Department-Related Parliamentary Standing Committee, in its interim report, on the ‘Functioning of the Virtual Courts’ has recommended that the Bar Council of India introduce a computer course as one of the subjects in the three year/five year courses to enable students to get trained in handling computers and adapt to the online systems while they pursue a Law Course.
This will, the report says, help educate and equip budding lawyers with knowledge and skills required for handling digital platforms.
The report also suggests that the Judiciary consider broadcasting virtual hearings of certain specified categories of cases to further the principle of open justice and open Court. For this purpose, the Standing Committee agrees with the observations of the Supreme Court’s judgment in Indira Jaising vs. Supreme Court that live streaming Court proceedings, especially cases of constitutional and national importance having an impact on the public at large or a section of the public, will promote transparency and openness.
The Committee, in its report, has also suggested that Virtual Courts can be extended permanently to various Appellate Tribunals like Telecommunications Dispute Settlement and Appellate Tribunal (TDSAT), Intellectual Property Appellate Board (IPAB), National Company Law Appellate Tribunal (NCLAT) etc., located across the country which do not require personal appearances of the parties/advocates.
Permanent Virtual Courts can also be established for hearing matters relating to Administrative and other Tribunals at the time of the final hearing.
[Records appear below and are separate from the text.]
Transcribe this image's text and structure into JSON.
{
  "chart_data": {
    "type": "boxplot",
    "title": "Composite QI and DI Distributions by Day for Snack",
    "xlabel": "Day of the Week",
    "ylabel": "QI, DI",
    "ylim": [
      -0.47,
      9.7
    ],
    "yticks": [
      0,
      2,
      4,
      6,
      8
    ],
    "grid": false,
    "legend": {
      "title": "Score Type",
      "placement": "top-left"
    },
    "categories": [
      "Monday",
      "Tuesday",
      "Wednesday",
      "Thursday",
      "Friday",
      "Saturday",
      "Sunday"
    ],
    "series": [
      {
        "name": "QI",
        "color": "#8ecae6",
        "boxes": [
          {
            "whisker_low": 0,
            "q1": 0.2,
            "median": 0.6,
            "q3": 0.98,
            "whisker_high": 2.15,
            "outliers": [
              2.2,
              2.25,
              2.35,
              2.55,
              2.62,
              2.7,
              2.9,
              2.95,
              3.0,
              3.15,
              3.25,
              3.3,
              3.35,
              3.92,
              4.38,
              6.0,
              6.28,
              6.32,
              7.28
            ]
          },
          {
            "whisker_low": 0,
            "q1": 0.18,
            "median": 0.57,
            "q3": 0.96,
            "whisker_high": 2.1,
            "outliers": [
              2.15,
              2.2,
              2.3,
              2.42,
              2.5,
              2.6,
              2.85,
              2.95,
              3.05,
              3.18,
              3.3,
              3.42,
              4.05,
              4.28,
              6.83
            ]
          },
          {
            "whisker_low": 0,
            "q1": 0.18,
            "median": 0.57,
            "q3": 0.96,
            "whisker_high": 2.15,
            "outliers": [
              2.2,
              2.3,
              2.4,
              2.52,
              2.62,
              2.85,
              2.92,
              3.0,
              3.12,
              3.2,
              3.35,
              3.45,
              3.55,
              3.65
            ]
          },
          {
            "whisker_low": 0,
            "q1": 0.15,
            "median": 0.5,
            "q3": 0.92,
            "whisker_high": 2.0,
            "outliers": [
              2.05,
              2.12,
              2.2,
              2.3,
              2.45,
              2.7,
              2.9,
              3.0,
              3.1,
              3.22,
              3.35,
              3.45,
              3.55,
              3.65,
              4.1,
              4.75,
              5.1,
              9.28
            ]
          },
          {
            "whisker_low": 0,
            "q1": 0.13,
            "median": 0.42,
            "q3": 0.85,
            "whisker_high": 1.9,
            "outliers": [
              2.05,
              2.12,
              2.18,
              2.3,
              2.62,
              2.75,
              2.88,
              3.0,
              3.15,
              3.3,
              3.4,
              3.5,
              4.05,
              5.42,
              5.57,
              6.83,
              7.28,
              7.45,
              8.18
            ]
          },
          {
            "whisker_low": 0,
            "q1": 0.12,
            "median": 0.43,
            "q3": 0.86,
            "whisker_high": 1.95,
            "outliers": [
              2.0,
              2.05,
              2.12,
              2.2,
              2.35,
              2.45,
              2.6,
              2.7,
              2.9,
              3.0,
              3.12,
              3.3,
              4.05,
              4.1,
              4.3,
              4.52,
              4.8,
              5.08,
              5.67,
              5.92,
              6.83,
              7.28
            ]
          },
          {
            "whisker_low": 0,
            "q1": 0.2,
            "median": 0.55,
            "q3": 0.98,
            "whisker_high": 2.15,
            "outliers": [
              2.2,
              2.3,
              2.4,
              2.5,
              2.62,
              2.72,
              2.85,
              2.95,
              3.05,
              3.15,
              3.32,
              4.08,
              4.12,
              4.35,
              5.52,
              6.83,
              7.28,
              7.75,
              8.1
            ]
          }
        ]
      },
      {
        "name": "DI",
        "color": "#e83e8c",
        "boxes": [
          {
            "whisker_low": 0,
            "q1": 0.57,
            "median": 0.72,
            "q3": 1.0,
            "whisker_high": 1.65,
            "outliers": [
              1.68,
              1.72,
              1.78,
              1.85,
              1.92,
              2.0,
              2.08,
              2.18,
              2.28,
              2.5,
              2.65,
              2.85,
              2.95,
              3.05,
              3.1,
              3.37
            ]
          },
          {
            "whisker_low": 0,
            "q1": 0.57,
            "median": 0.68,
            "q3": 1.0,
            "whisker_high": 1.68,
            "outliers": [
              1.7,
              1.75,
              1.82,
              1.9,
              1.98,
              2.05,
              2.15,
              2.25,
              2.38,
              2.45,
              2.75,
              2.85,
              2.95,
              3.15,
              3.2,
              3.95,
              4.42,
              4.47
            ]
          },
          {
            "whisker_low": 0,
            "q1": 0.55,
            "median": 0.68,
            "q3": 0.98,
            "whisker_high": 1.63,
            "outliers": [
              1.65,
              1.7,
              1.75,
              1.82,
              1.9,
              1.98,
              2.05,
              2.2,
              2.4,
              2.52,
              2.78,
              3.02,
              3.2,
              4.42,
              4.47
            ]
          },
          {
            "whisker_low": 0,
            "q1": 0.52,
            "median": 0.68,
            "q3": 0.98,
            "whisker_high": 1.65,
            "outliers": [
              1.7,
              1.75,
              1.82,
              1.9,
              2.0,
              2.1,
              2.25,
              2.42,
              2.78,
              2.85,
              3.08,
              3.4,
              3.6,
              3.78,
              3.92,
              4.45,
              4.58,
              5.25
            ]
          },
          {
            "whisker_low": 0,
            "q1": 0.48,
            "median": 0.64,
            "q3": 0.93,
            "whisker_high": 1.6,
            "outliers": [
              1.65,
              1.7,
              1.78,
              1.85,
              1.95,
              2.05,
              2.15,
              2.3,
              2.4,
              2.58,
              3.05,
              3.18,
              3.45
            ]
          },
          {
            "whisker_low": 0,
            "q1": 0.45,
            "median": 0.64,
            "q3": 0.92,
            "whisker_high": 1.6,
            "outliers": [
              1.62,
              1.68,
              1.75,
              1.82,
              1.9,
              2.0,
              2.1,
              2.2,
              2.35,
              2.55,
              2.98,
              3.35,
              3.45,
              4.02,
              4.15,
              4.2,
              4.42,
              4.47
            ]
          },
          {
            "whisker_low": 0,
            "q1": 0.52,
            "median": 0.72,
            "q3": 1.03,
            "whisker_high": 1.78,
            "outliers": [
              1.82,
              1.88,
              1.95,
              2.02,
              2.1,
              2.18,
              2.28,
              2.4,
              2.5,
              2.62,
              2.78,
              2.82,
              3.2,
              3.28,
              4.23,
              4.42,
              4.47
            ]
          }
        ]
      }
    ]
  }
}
This will, the Committee says, cut down the cost and increase the efficiency in disposal of the cases without being unnecessarily being adjourned. In this context, it has also recommended that necessary Amendments may be brought in laws to legalise Virtual Courts and its proceedings without being unnecessarily challenged before Courts.
It also recommends that the feasibility of involving private agencies/service providers who can help people who are not tech savvy in connecting with Courts by taking VC equipment to their door step on payment be explored.
As regards the connectivity divide, the Committee recommends that the Ministry of communications step up efforts to ensure timely implementation of the National Broadband mission which envisages broadband access to all so that the services provided by indigenous communication satellites are fully harnessed and the goal of Universal broadband access is achieved.
It also suggests that the Judiciary consider such innovative solutions as launching mobile videoconferencing facilities for the benefit of advocates and people living in remote areas.
To address the ‘skill divide’, the third facet of digital exclusion, the Committee recommends that training and awareness programmes be conducted in all Court complexes across the country including Subordinate Courts in order to acquaint advocates with the technology and to enable them to acquire skills required for handling digital platforms so that advocates operate digital
The Committee notes that it understands how poor quality audio/video, frequent loss of connection, disruptions and high latency affects judicial assessment of demeanour, emotions and other nonverbal cues and the changing communication dynamics which are also important variables in deciding a case.
In this context, it has recommended that a study of Courtroom design be commissioned and customized software and hardware to facilitate Virtual Court hearings be developed to suit the needs of Indian judiciary.
The report also empahises on the integration of Virtual Courts into the Legal Ecosystem.
“Information and Communication technologies have impacted every facet of human life. Global legal systems are increasingly embracing evolving technologies to keep pace with the information society. It is time, the Court room which is often regarded as the last bastion of antiquated working practices, opens its doors to the latest technology”, the Committee says.
To begin with, the report says, the Judiciary may identify categories of cases that can be tried by Virtual Courts. The Department of Justice in its written replies to the Committee submitted that the following cases may be tried in the Virtual Court – Offences under the Motor Vehicles Act (Traffic Challan cases), Petty offences where summons can be issued under Section 206 of CrPC., Cases registered under Section 138 of Negotiable Instruments Act, Motor Accident Claim Petition cases.
The Committee is of the view that all such matters where personal presence may be dispensed with, can be transferred from regular Court establishments to Virtual Courts. The Committee believes that Virtual adjudication will bring massive benefits across the system.
With respect to complex cases such as those involving the interpretation of Laws, facts, the examination of a large number of witnesses and so forth, the Committee suggests that a hybrid model may be adopted wherein manual processes such as filing of the plaint, vakalatnama, issuing of summons etc may be automated and digitized and the hearing held in a physical Courtroom.
The Committee headed by BJP MP Bhupender Yadav held a series of meetings with the Secretaries of the Department of Justice and Department of Legal Affairs, the Secretary-General of the Supreme Court and representatives of the Bar Council of India, Delhi High Court Bar Association and Delhi District Courts Bar Association on ‘Virtual Courts’ during which it heard both the pros and cons of virtualization of Court proceedings.